I need to take "lollipop" off of every single one of my playlists cause it makes me wanna suck dick.
small problem..I have a major exam in the morning so I might have to go to the library after the party
so no drinking for you?
don't be silly
I only want to screw him when I'm drunk. Problem is I try to be drunk as often as possible
my mom just informed me that im way nicer when im high and offered to supply my weed until our house guests leave.
does that include her cleaning your bowl?
beyond obliterated. i recall legitimately trying to use a ballpoint pen as eyeliner.
Holy christ fuck what has my trainwreck of a life come to just blew a 17 year old so help me god
i knew it was time to leave the bar when i caught myself doing karate dance moves with a married man.

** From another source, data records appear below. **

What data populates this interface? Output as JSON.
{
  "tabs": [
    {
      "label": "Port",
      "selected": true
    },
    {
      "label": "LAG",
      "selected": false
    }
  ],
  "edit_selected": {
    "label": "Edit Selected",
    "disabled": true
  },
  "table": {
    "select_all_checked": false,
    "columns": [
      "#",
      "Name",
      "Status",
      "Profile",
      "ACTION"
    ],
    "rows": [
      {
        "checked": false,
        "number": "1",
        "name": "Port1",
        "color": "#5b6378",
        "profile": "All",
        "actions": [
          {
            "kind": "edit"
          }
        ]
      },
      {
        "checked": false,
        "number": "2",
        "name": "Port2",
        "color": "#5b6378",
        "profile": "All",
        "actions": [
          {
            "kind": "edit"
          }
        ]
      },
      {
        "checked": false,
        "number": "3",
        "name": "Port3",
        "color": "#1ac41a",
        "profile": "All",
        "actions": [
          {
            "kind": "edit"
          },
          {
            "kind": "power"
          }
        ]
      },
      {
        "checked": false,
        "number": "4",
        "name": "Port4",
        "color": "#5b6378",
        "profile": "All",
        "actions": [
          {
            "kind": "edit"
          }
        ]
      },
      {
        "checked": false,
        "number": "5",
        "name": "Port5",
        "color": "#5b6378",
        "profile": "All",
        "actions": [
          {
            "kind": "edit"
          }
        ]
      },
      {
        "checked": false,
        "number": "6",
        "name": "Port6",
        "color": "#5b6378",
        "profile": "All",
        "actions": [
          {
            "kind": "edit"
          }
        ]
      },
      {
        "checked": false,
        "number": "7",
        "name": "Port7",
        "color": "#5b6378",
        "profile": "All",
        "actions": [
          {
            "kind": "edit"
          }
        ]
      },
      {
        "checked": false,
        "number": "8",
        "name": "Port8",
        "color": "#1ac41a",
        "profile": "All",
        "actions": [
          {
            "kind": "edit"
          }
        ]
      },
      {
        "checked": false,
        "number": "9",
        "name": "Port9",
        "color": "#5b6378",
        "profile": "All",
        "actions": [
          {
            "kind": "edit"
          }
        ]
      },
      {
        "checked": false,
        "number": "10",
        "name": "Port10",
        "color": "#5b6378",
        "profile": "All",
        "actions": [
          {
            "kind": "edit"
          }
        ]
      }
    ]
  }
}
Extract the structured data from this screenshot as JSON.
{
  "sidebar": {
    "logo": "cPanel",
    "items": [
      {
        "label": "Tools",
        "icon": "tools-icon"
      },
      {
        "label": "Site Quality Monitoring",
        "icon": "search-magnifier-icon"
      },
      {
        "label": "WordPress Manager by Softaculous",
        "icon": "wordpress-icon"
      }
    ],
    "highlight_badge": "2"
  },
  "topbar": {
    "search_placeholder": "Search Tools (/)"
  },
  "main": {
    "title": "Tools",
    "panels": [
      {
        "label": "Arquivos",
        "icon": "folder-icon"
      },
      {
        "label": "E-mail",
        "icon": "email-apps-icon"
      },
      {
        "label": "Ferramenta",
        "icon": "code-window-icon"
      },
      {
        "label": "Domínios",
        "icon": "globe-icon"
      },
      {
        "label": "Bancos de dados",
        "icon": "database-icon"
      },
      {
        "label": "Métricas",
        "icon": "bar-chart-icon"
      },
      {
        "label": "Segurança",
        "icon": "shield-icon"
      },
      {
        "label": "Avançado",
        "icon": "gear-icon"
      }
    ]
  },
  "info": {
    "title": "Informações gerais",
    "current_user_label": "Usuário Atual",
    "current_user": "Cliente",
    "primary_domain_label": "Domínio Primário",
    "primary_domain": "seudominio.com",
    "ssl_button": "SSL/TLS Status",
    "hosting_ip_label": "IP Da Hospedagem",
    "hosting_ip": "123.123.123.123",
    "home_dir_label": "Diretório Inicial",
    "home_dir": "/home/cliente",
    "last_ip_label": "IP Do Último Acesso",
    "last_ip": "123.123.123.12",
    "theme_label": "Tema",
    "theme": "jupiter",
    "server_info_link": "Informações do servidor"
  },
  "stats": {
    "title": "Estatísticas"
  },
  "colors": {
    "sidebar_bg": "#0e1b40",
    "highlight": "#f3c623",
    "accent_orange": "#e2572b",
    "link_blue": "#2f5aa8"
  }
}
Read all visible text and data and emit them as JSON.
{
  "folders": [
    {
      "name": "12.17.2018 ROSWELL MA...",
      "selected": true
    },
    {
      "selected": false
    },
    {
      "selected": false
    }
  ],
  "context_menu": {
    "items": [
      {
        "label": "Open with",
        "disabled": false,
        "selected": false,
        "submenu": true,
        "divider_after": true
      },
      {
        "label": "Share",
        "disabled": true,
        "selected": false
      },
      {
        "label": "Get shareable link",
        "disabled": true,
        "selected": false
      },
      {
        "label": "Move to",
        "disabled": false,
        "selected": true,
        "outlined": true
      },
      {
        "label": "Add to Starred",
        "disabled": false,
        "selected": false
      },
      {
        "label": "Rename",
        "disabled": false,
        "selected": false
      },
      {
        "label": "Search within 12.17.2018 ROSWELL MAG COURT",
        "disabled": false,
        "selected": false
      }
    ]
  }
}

I guess I realized I had a problem when I ordered 4 shots and told the bar wench to pour them all into 1 glass
Dont really know what happened near the end, Pockets were filled with skittles though
I don't miss having sex with him. We had our finale fuck last week. He's all yours now.
He goes to Columbia so regardless of how he looks I should fuck him right?
I went out to have a smoke, and next thing I know, he's got me bent over a picnic table praying to deities I don't believe in. You should have been there.
Just screamed wow while using my vibrator.. new low
"Are we not going to talk about how you got so drunk that you swallowed someone's pet gold fish, whole?"
I am in the parking lot of CVS in Auburn. I think a truck full of Plan B and regret just arrived.